Advantages of Disposable personal income
- Disposable personal income is an important factor for measuring the well-being of individuals and households. It provides a measure of the amount of money available for spending after taxes have been paid and it can be used to compare the economic resources of different households.
- Disposable personal income can be used to compare the economic resources of different countries. It is a useful tool for economists to analyze the performance of a country's economy, as it measures the total amount of money available to households after taxes have been paid.
- Disposable personal income can be used to measure the economic health of a country. It is a good indicator of the level of economic activity in a country, as it measures the amount of money that households have available to spend.
- Disposable personal income can be used to measure the economic growth of a country. It is a good indicator of economic growth as it measures the amount of money that households have available to save and invest.
- Disposable personal income can be used to measure the levels of inequality in a country. It is a good indicator of the level of inequality in a country, as it measures the amount of money available to households with different incomes.
Limitations of Disposable personal income
- Disposable personal income does not take into account non-monetary benefits such as health care, and other non-cash incomes which can be important for individual’s overall wellbeing.
- It does not consider expenses and savings, so it does not provide an accurate representation of the economic status of an individual.
- It also does not account for regional differences in the cost of living, which can have a significant impact on the amount of disposable income available to an individual.
- Disposable personal income does not account for the effect of inflation, which can have a major impact on an individual's purchasing power.
- Lastly, it does not include the money that individuals have received from investments, which can also be a significant source of income.
- Adjusted Gross Income (AGI): AGI is calculated by subtracting certain deductions from the total income of an individual. These deductions include alimony payments, education expenses, student loan interest, and more.
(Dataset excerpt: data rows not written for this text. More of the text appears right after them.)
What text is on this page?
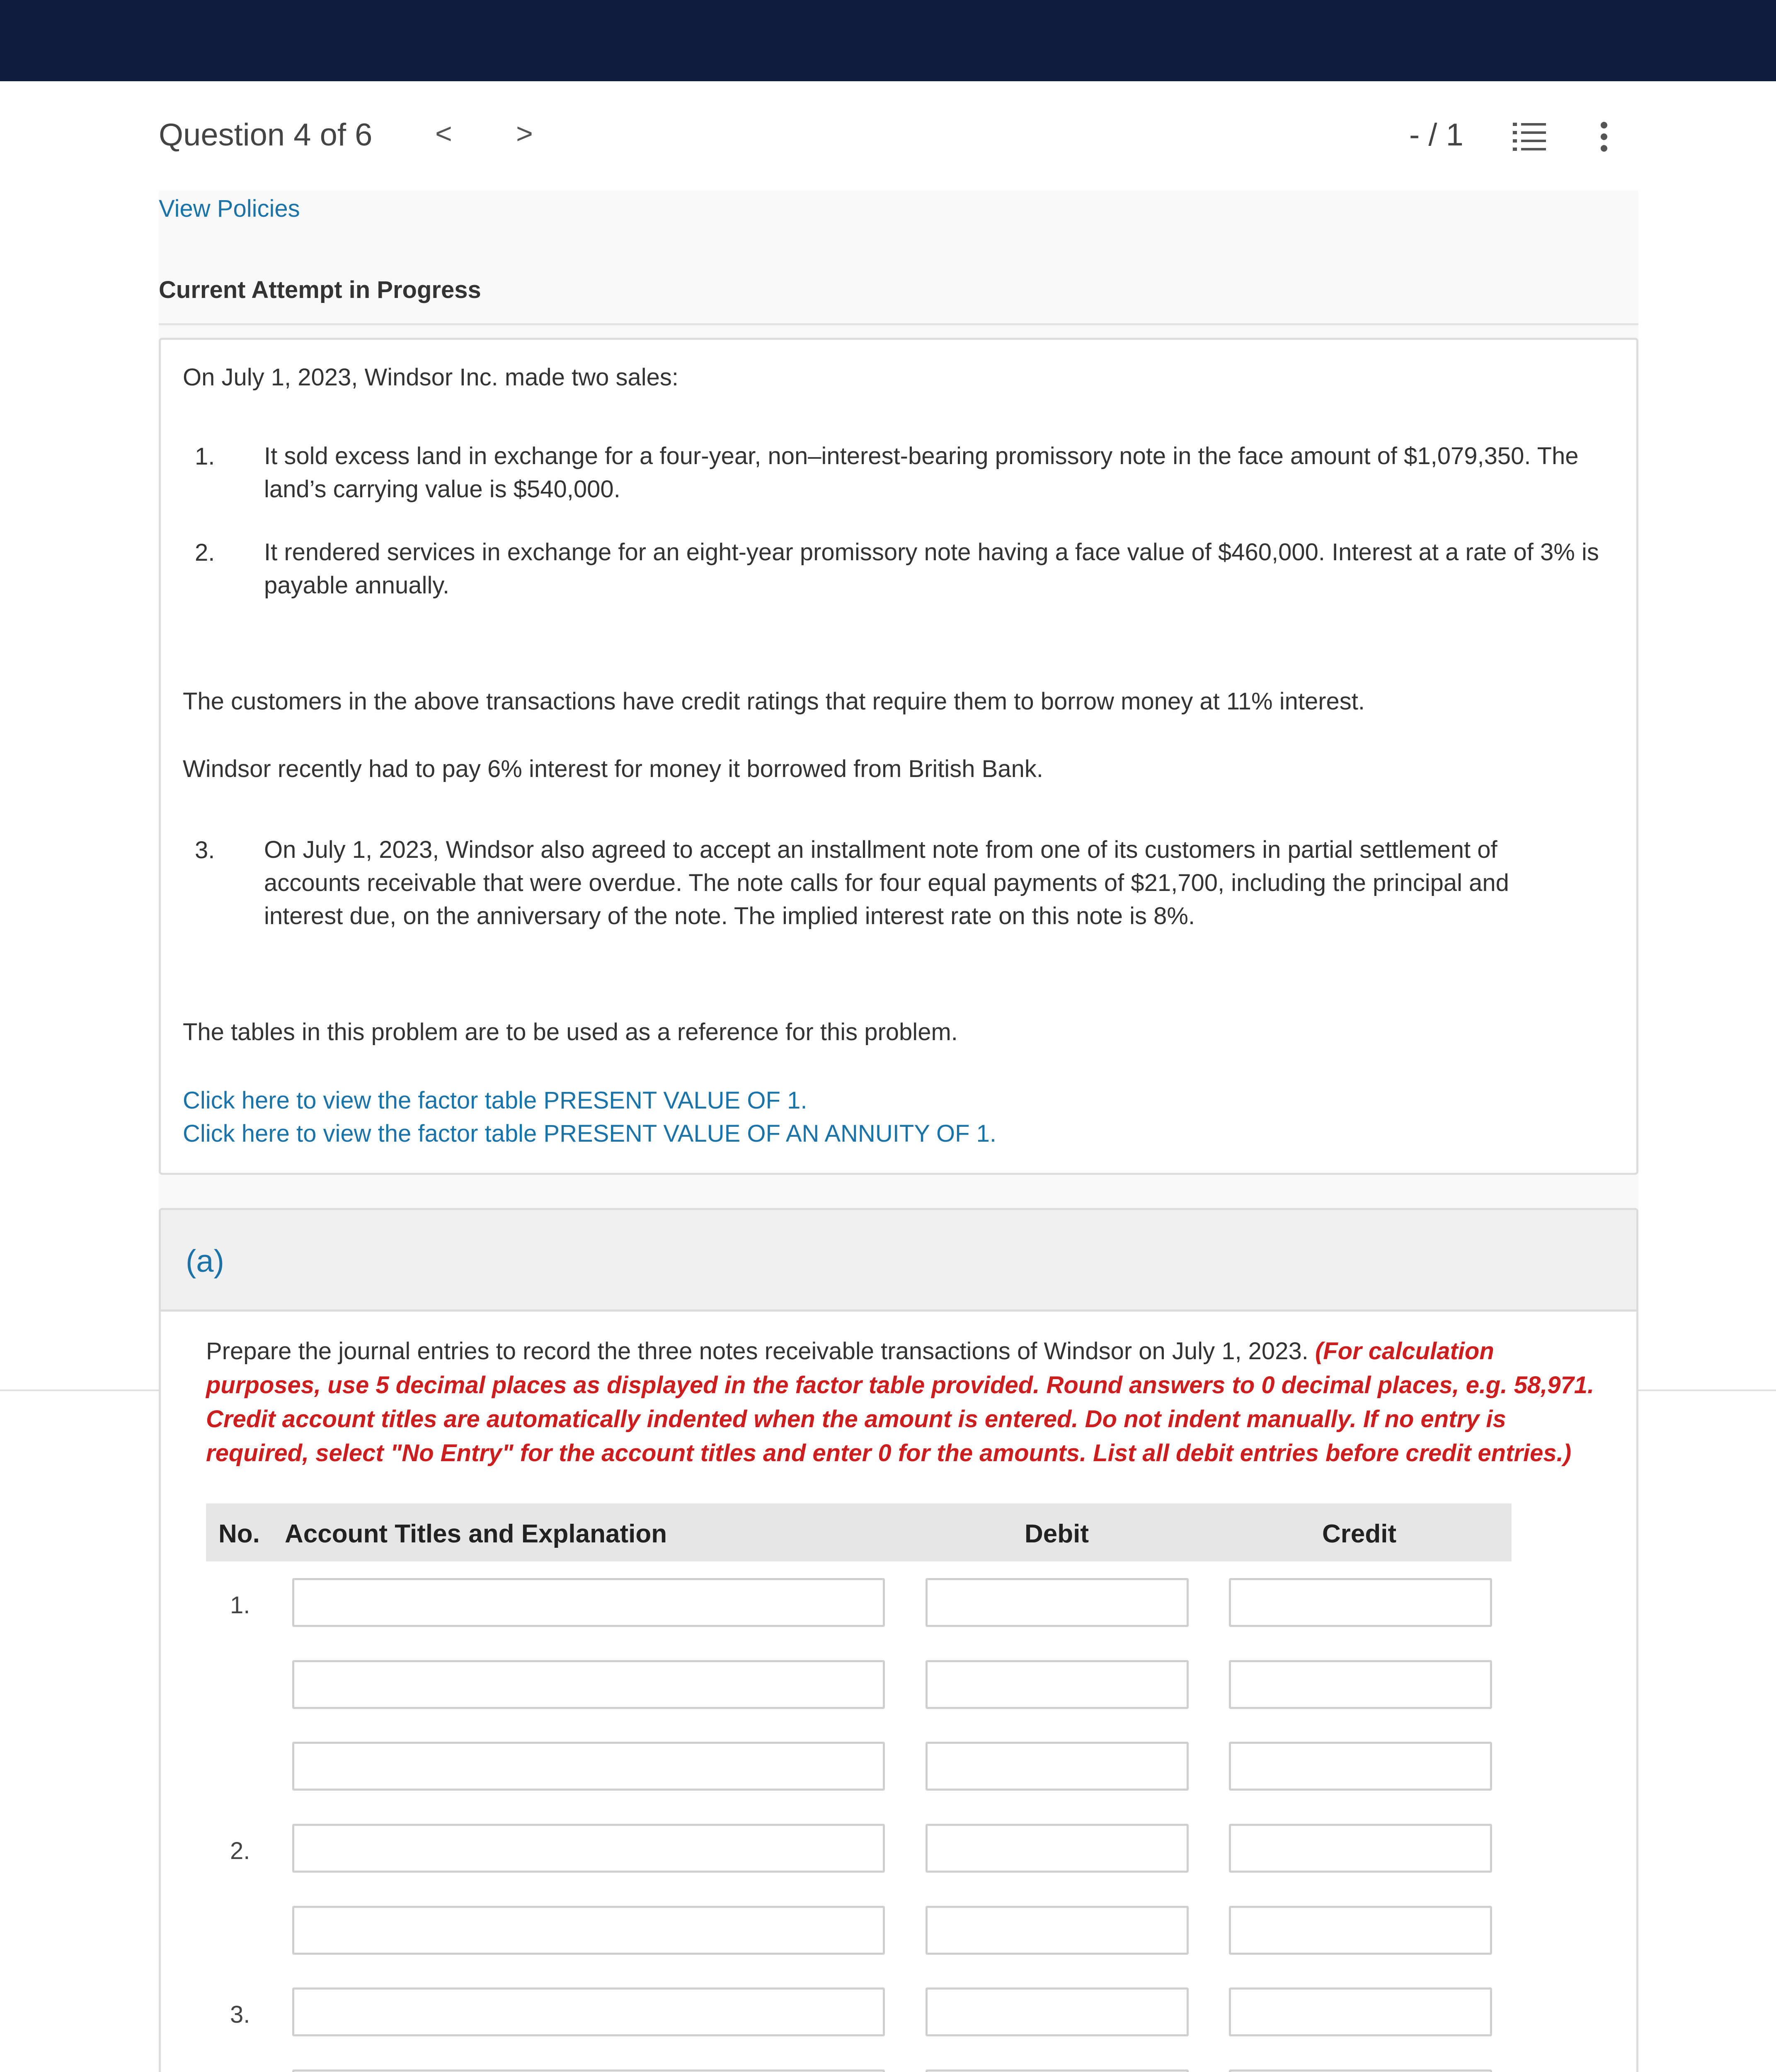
Question 4 of 6 < >	- / 1
View Policies
Current Attempt in Progress
On July 1, 2023, Windsor Inc. made two sales:
1. It sold excess land in exchange for a four-year, non–interest-bearing promissory note in the face amount of $1,079,350. The
land’s carrying value is $540,000.
2. It rendered services in exchange for an eight-year promissory note having a face value of $460,000. Interest at a rate of 3% is
payable annually.
The customers in the above transactions have credit ratings that require them to borrow money at 11% interest.
Windsor recently had to pay 6% interest for money it borrowed from British Bank.
3. On July 1, 2023, Windsor also agreed to accept an installment note from one of its customers in partial settlement of
accounts receivable that were overdue. The note calls for four equal payments of $21,700, including the principal and
interest due, on the anniversary of the note. The implied interest rate on this note is 8%.
The tables in this problem are to be used as a reference for this problem.
Click here to view the factor table PRESENT VALUE OF 1.
Click here to view the factor table PRESENT VALUE OF AN ANNUITY OF 1.
(a)
Prepare the journal entries to record the three notes receivable transactions of Windsor on July 1, 2023. (For calculation purposes, use 5 decimal places as displayed in the factor table provided. Round answers to 0 decimal places, e.g. 58,971. Credit account titles are automatically indented when the amount is entered. Do not indent manually. If no entry is required, select "No Entry" for the account titles and enter 0 for the amounts. List all debit entries before credit entries.)
No. Account Titles and Explanation	Debit	Credit
1.
2.
3.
- Net Income: Net income is calculated by subtracting all expenses and taxes due from the total income. These expenses include the cost of goods sold, rent, salaries, and taxes owed.
- Effective Tax Rate: This rate reflects how much of one’s total income is paid in taxes. It is calculated by dividing the total taxes paid by the total income earned.
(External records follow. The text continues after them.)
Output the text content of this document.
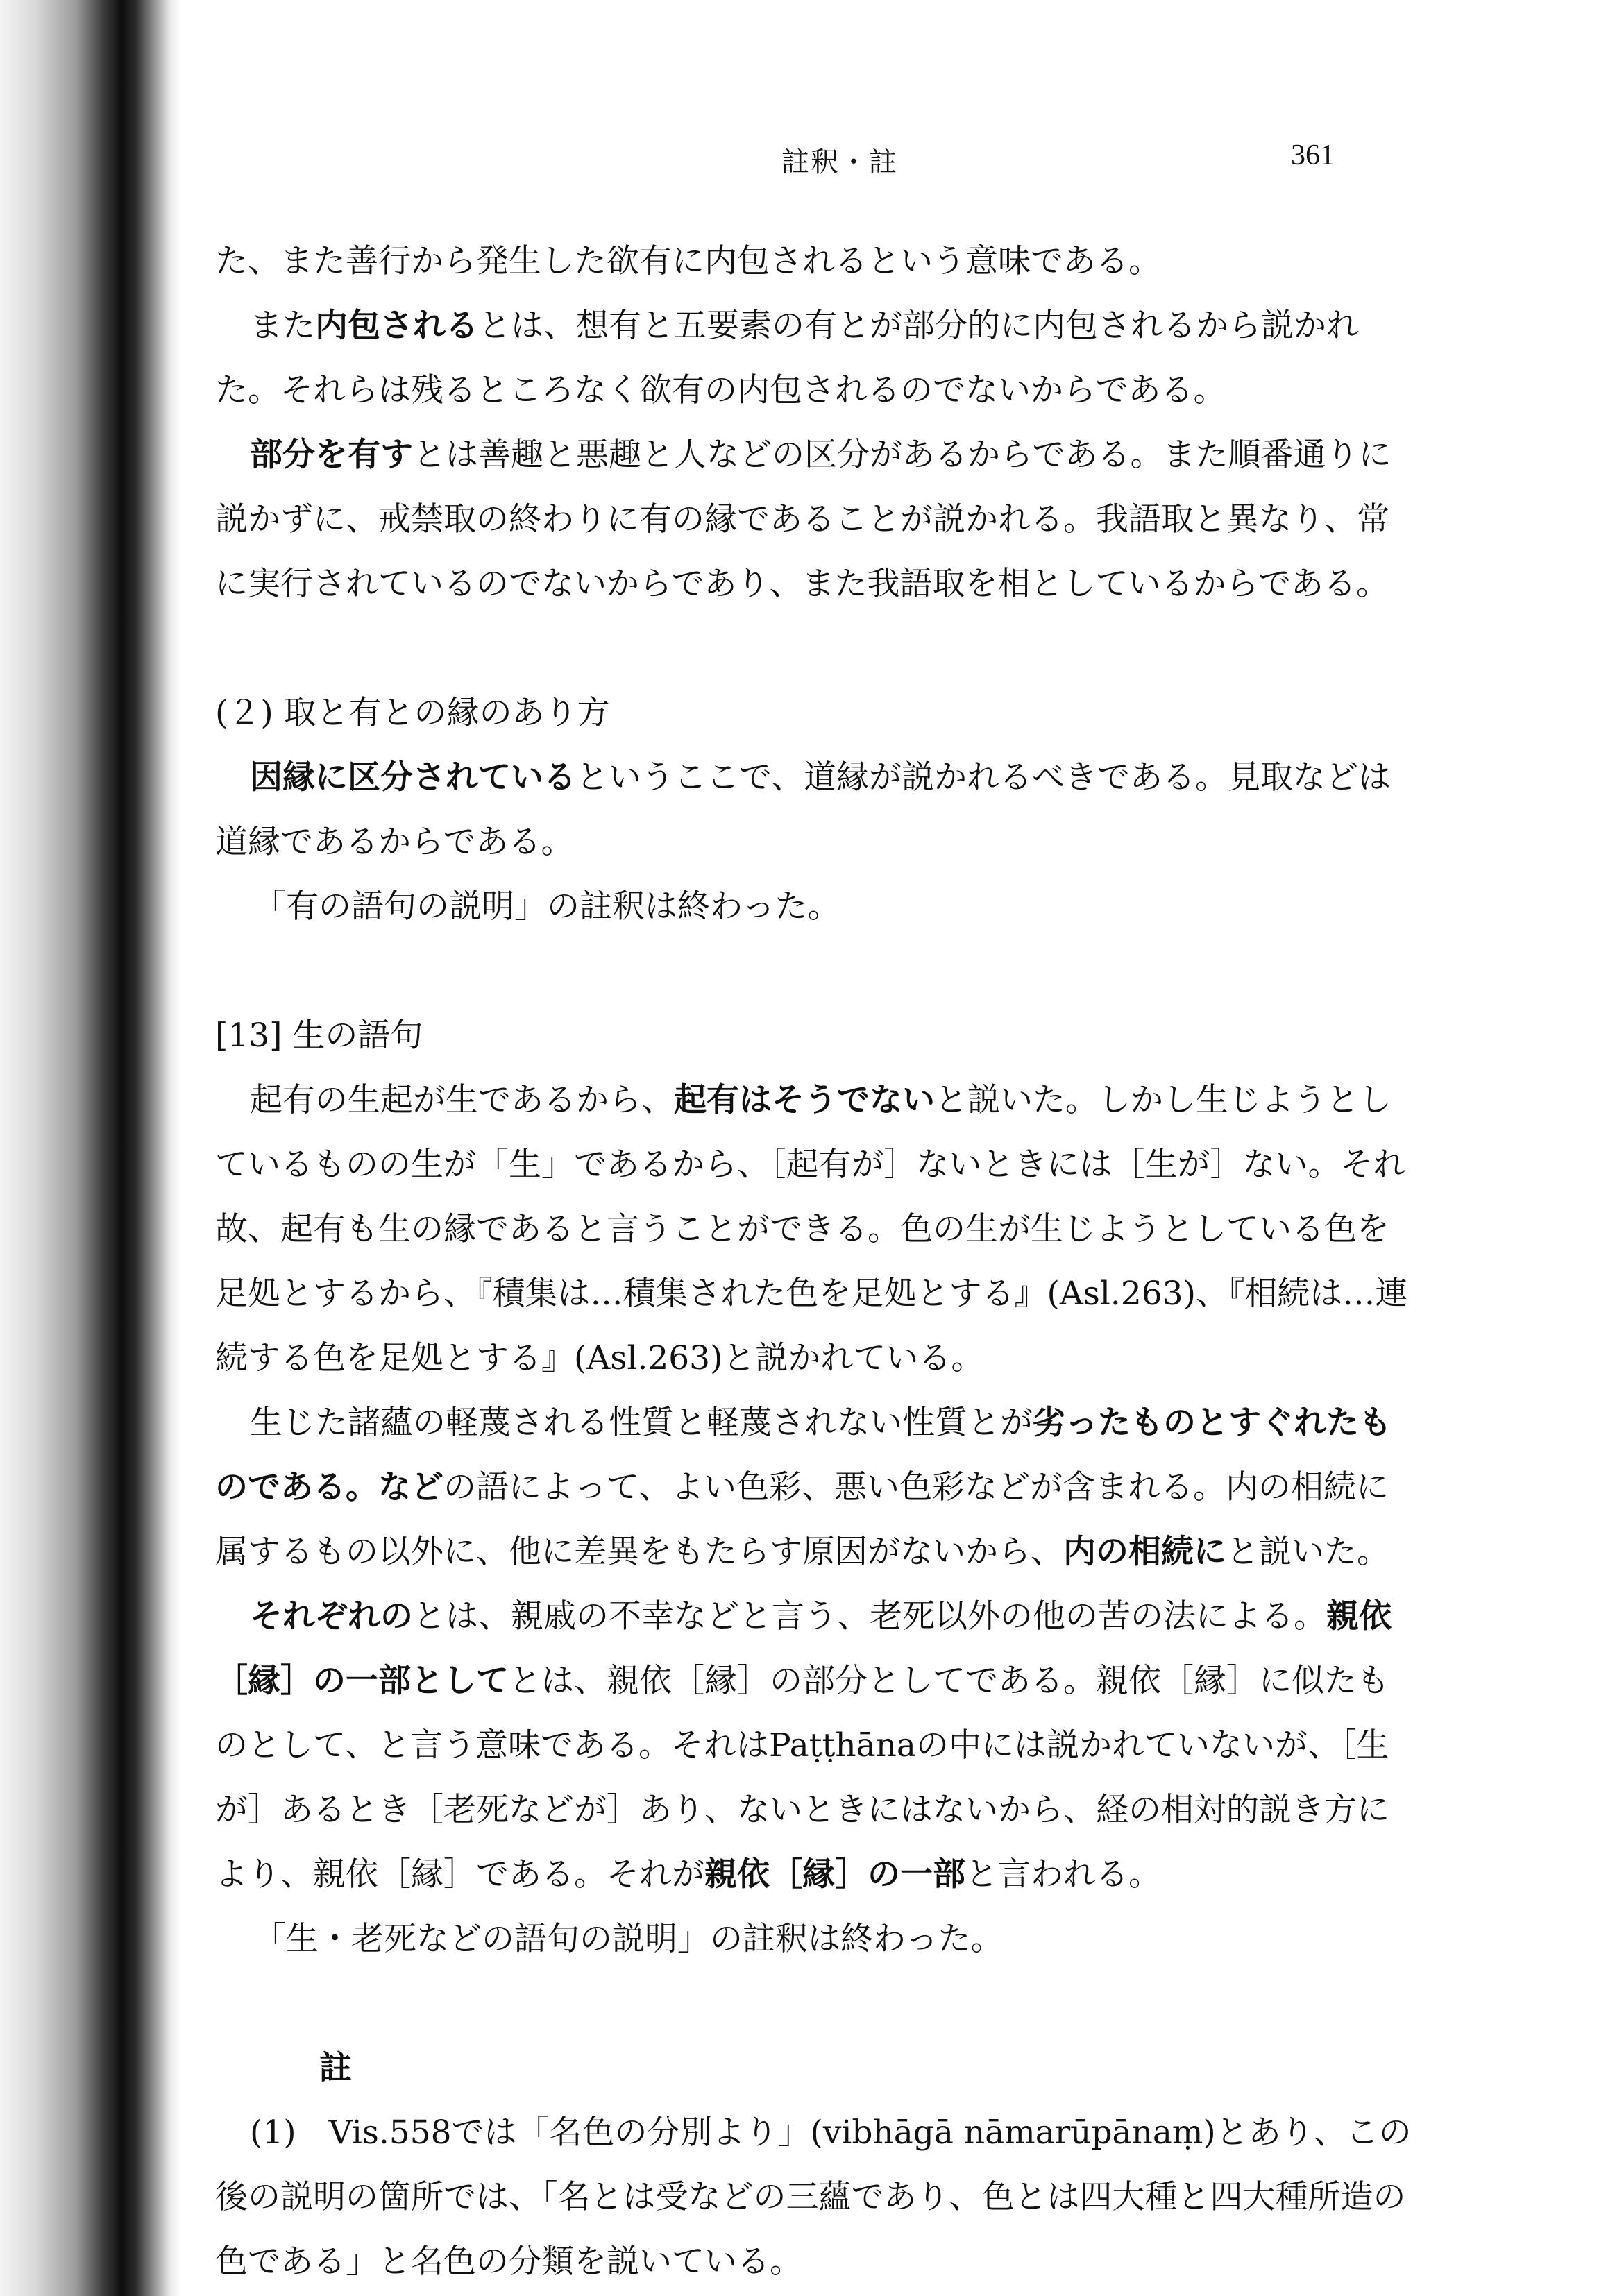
註釈・註	361

た、また善行から発生した欲有に内包されるという意味である。

また内包されるとは、想有と五要素の有とが部分的に内包されるから説かれた。それらは残るところなく欲有の内包されるのでないからである。

部分を有すとは善趣と悪趣と人などの区分があるからである。また順番通りに説かずに、戒禁取の終わりに有の縁であることが説かれる。我語取と異なり、常に実行されているのでないからであり、また我語取を相としているからである。

(２) 取と有との縁のあり方

因縁に区分されているというここで、道縁が説かれるべきである。見取などは道縁であるからである。

「有の語句の説明」の註釈は終わった。

[13] 生の語句

起有の生起が生であるから、起有はそうでないと説いた。しかし生じようとしているものの生が「生」であるから、［起有が］ないときには［生が］ない。それ故、起有も生の縁であると言うことができる。色の生が生じようとしている色を足処とするから、『積集は…積集された色を足処とする』(Asl.263)、『相続は…連続する色を足処とする』(Asl.263)と説かれている。

生じた諸蘊の軽蔑される性質と軽蔑されない性質とが劣ったものとすぐれたものである。などの語によって、よい色彩、悪い色彩などが含まれる。内の相続に属するもの以外に、他に差異をもたらす原因がないから、内の相続にと説いた。

それぞれのとは、親戚の不幸などと言う、老死以外の他の苦の法による。親依［縁］の一部としてとは、親依［縁］の部分としてである。親依［縁］に似たものとして、と言う意味である。それはPaṭṭhānaの中には説かれていないが、［生が］あるとき［老死などが］あり、ないときにはないから、経の相対的説き方により、親依［縁］である。それが親依［縁］の一部と言われる。

「生・老死などの語句の説明」の註釈は終わった。

註

(1)　Vis.558では「名色の分別より」(vibhāgā nāmarūpānaṃ)とあり、この後の説明の箇所では、「名とは受などの三蘊であり、色とは四大種と四大種所造の色である」と名色の分類を説いている。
- Gross Domestic Product (GDP): GDP is determined by measuring the total value of goods and services produced in a given period of time. It includes wages, profits, and other forms of income.
In summary, Disposable Personal Income can be approached from different angles including Adjusted Gross Income, Net Income, Effective Tax Rate, and Gross Domestic Product.
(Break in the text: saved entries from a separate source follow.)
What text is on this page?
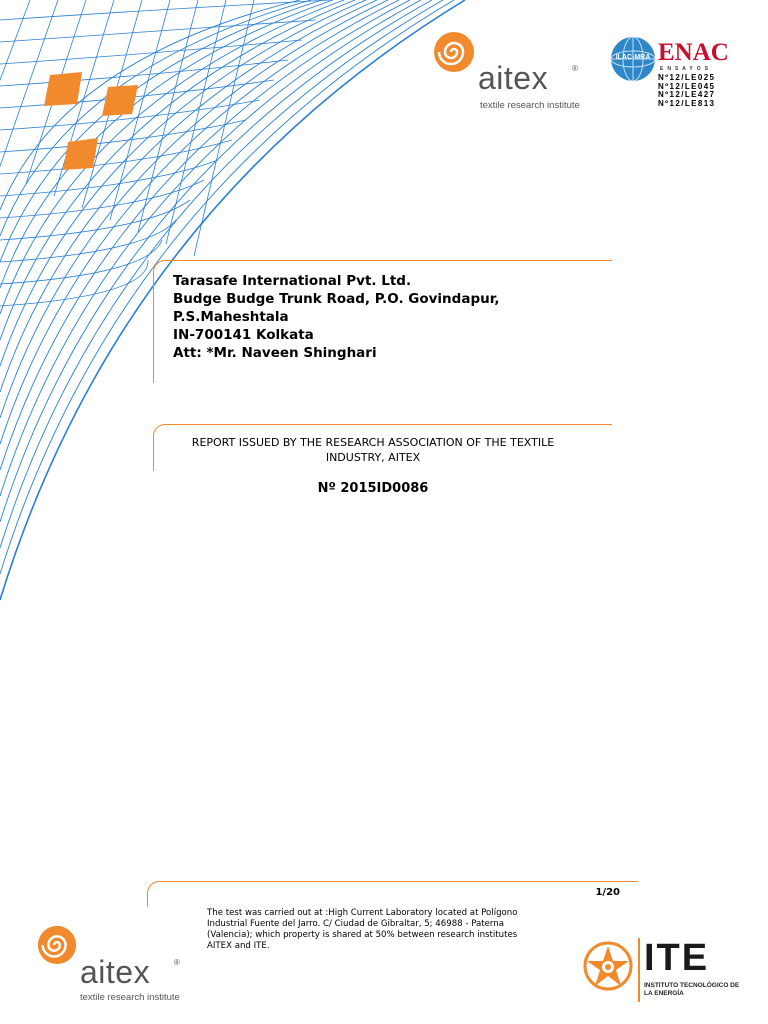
aitex	®
textile research institute
ILAC-MRA ENAC
ENSAYOS
Nº12/LE025
Nº12/LE045
Nº12/LE427
Nº12/LE813
Tarasafe International Pvt. Ltd.
Budge Budge Trunk Road, P.O. Govindapur,
P.S.Maheshtala
IN-700141 Kolkata
Att: *Mr. Naveen Shinghari
REPORT ISSUED BY THE RESEARCH ASSOCIATION OF THE TEXTILE
INDUSTRY, AITEX
Nº 2015ID0086
1/20
The test was carried out at :High Current Laboratory located at Polígono
Industrial Fuente del Jarro. C/ Ciudad de Gibraltar, 5; 46988 - Paterna
(Valencia); which property is shared at 50% between research institutes
AITEX and ITE.
aitex	®
textile research institute
ITE
INSTITUTO TECNOLÓGICO DE
LA ENERGÍA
- Local Area Personal Income. (1980), "The bureau of economic analysis".
- Carson, Carol S. (1994), The Underground Economy: An Introduction, "Survey of current business".
- Goldberg, S. (1949), The Concept of Disposable Income: A Reply, "Canadian journal of economics and political science".
- Lillard, Lee, James P. Smith, and Finis Welch. (2000), What Do We Really Know about Wages?, "The journal of political economy".
- Disposable income in National Accounts at a Glance 2014. (2014), "OECD publishing".
- Ruser, John; Pilot, Adrienne; Nelson, Charles (2021), Alternative Measures of Household Income: BEA Personal Income, CPS Money Income, and Beyond, "Bureau of economic analysis".